Marcus Evans Jr., the Illinois State Rep. who proposed HB3531, which would ban certain violent video games

On Feb. 22, Chicago Representative Marcus Evans Jr. proposed the banning of Grand Theft Auto (GTA) and other violent video games to limit the rates of carjackings. He said the recent rise in carjackings is due to the well known video game (GTA).
Some constituents do not believe there is a true correlation between violent video games and violent acts, and banning those games will not change crime rates. Others agree violent video games cause violence among the youth, and children’s minds are being affected by those games.
In May, 2017, Frontiers in Human Neuroscience concluded violent video games result in emotional desensitization, and as a result, kids don’t take death as seriously as they should. The debate of whether video games cause violent tendencies or not has been around since the first games started coming out.
A carjacking is when a car is taken by force, meaning the car is occupied. If there’s nobody in the car when the car is stolen, then it is a car theft. In 2020, there were 1,415 carjackings in Chicago, the highest since 2001. In January of 2021, there were 218 reported carjackings, the most in the history of one month. There has been an increase in the number of carjackings since the pandemic began in March of 2020, and Evans believes it to mainly be because of the video game known as GTA 5.

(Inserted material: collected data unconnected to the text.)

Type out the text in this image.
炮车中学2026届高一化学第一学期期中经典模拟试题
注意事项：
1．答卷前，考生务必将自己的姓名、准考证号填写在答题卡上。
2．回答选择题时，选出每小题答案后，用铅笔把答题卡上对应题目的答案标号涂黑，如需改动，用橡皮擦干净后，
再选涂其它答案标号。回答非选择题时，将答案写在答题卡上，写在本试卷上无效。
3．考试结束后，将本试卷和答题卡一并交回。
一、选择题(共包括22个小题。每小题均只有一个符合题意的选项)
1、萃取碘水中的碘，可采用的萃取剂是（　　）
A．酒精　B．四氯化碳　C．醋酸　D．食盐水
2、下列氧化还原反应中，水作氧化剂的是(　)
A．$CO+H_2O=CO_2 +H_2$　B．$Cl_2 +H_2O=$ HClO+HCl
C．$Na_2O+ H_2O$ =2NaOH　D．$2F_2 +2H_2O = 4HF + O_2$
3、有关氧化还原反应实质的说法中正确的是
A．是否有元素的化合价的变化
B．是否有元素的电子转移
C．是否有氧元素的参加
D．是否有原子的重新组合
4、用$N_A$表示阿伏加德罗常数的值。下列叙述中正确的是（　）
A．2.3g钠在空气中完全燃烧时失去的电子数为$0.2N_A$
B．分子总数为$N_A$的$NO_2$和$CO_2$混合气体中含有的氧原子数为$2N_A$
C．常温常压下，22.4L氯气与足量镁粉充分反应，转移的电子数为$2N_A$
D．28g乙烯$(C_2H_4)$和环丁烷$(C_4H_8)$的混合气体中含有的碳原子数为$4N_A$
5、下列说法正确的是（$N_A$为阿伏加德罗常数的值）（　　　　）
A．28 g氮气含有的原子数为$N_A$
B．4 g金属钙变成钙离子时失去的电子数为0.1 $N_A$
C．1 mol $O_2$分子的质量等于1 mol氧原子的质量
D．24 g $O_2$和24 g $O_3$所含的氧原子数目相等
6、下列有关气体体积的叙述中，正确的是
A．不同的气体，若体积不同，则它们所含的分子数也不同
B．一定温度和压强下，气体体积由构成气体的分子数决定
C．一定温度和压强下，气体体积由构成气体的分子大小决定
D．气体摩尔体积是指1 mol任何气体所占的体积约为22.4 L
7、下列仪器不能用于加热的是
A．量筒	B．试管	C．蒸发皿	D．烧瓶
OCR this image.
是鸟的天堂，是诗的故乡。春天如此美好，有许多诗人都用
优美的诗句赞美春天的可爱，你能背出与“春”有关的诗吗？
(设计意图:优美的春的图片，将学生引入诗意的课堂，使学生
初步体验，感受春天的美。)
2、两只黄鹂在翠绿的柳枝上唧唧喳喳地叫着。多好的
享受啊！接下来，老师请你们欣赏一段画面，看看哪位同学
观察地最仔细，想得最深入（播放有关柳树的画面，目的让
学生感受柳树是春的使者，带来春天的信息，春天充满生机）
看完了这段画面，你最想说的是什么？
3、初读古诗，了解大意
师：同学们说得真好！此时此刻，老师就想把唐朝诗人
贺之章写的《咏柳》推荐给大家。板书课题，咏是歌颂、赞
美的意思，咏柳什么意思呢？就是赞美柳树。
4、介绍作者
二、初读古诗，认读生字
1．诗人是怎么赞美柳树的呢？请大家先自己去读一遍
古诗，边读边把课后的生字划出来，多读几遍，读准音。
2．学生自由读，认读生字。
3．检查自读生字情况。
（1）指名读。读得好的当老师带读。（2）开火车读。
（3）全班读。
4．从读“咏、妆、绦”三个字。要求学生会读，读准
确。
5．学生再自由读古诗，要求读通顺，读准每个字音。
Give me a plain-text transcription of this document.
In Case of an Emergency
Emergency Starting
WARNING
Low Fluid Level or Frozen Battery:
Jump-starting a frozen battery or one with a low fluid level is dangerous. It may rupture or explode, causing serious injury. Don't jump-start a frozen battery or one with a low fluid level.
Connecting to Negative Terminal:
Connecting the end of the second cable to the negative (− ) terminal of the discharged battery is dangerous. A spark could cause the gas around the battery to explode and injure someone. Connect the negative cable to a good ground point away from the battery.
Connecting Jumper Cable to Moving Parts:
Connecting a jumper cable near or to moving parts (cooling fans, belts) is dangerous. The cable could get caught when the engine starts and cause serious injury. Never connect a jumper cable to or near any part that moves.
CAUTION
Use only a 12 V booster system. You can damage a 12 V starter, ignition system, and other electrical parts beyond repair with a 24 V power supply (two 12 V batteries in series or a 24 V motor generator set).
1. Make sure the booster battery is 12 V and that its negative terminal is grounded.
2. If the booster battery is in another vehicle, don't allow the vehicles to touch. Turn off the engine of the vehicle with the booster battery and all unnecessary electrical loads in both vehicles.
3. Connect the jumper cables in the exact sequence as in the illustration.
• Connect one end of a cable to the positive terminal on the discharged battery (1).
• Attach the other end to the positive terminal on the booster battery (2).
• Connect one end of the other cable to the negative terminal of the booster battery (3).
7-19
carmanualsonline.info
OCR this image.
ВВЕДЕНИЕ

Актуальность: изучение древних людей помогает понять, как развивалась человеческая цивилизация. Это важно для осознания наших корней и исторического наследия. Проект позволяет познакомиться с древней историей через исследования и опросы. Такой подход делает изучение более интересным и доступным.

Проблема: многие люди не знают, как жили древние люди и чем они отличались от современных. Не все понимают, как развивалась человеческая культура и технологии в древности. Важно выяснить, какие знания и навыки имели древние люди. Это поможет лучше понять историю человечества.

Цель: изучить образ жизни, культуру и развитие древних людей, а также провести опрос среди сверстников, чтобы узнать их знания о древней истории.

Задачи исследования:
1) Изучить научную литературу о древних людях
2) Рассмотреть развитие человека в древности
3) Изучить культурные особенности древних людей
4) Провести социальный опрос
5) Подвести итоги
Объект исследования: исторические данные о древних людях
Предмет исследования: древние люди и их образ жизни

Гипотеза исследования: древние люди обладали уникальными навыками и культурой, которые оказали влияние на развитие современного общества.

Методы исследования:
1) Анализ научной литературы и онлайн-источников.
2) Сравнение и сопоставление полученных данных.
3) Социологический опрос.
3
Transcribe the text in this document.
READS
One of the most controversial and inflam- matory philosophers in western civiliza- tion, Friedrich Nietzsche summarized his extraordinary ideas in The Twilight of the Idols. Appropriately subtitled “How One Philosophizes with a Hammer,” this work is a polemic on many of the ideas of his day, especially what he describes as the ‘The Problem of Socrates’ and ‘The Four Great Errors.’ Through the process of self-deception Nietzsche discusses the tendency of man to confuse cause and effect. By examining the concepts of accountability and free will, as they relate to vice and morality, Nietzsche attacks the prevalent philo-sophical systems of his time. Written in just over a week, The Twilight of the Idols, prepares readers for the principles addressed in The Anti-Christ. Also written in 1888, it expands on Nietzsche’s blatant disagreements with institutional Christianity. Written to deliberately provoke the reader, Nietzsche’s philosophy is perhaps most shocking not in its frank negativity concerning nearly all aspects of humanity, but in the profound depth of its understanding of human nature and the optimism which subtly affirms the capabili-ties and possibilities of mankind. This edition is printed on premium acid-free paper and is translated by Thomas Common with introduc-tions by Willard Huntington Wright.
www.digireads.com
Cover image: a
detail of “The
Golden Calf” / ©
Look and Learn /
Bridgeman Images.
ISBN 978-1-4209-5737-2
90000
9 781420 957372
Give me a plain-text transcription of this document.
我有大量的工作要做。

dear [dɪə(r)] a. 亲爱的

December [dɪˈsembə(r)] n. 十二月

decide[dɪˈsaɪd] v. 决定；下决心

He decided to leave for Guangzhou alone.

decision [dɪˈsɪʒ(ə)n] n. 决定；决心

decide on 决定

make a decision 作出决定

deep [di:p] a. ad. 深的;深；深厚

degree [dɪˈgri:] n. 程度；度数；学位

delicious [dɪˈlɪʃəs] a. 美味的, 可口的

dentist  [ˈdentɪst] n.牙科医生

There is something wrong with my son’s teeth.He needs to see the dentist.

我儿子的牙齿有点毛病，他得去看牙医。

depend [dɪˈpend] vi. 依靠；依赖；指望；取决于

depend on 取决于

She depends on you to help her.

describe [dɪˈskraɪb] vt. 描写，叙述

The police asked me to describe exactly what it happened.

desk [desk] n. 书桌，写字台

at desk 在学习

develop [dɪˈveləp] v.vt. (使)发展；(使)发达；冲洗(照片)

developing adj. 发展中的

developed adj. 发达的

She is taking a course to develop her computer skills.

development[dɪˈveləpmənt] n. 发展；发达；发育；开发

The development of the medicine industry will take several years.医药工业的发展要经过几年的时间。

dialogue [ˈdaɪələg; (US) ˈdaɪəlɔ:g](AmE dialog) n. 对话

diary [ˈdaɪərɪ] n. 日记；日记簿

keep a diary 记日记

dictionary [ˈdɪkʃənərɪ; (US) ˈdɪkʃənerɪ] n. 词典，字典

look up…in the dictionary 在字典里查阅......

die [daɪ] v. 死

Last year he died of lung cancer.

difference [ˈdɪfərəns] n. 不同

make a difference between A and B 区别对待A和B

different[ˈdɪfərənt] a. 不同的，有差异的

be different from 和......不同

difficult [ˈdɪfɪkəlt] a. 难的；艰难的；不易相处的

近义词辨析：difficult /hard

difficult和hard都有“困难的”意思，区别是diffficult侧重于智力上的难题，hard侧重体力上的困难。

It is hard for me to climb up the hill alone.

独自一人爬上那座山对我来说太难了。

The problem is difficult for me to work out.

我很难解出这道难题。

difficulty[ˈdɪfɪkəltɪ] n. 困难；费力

Evan’s plan involves amending a 2012 law that prohibits the sale of some video games to minors. He said the bill “would prohibit the sale of some of these games that promote the activities that we’re suffering from in our communities… Grand Theft Auto and other violent video games are getting in the minds of our young people and perpetuating the normalcy of carjacking.”
The founder of “Operation Safe Pump,” Early Walker, agrees that there should be a ban on video games that depict psychological harm, such as Grand Theft Auto. He says “I feel like this game has become a huge issue in this spectrum… When you compare the

, you see harsh similarities as it relates to these carjackings.” Operation Safe Pump puts armed officers at Chicago gas stations from 5-7 pm to protect people against carjackings. Walker said he believes that the way carjackings are committed in Chicago are far too alike to the way they’re done in the game.
Out of 20 OPRF parents, 14 said they do not want their children to play games like GTA, because they do believe that it may cause violent tendencies in their kids. A parent said “violent video games cause children to feel less emotion, which in turn leads them to do stupid things. In games like GTA 5, you could just murder someone and get away with it, which isn’t how it works in the real world.” The other 6 parents all say that they let their child play GTA, and it seems to have absolutely no effect on them.
However, none of the parents asked believe that there’s any correlation between video games and carjackings. Parent Jeffery Brown stated that the recent rise in carjackings are “Caused by kids who don’t get enough attention from their parents. You can’t blame it on a game that’s been out for years.” When asked about the potential ban on the game, another parent said “GTA is rated M for mature, which means kids shouldn’t be playing it anyway. It’s not fair to ban a video game due to the faults of parents.”
Out of 100 OPRF students, 60 students said they have played GTA at some point in their life. An anonymous student believes there is absolutely no effect on a child’s mind from violent video games, and the violent tendencies some children inhibit comes the way they were raised, and the things that they see outside daily. 98 students believe that there should not be a ban on the video game at all, as the Grand Theft Auto series has been out for decades. The other two students say that what Marcus Evans Jr. is doing is right, and the game should have been banned a long time ago.
During a conference, Marcus Evans Jr. said that he’s willing to go back on the bill if Chicago sees a decrease in carjackings, but until then the proposal will stand.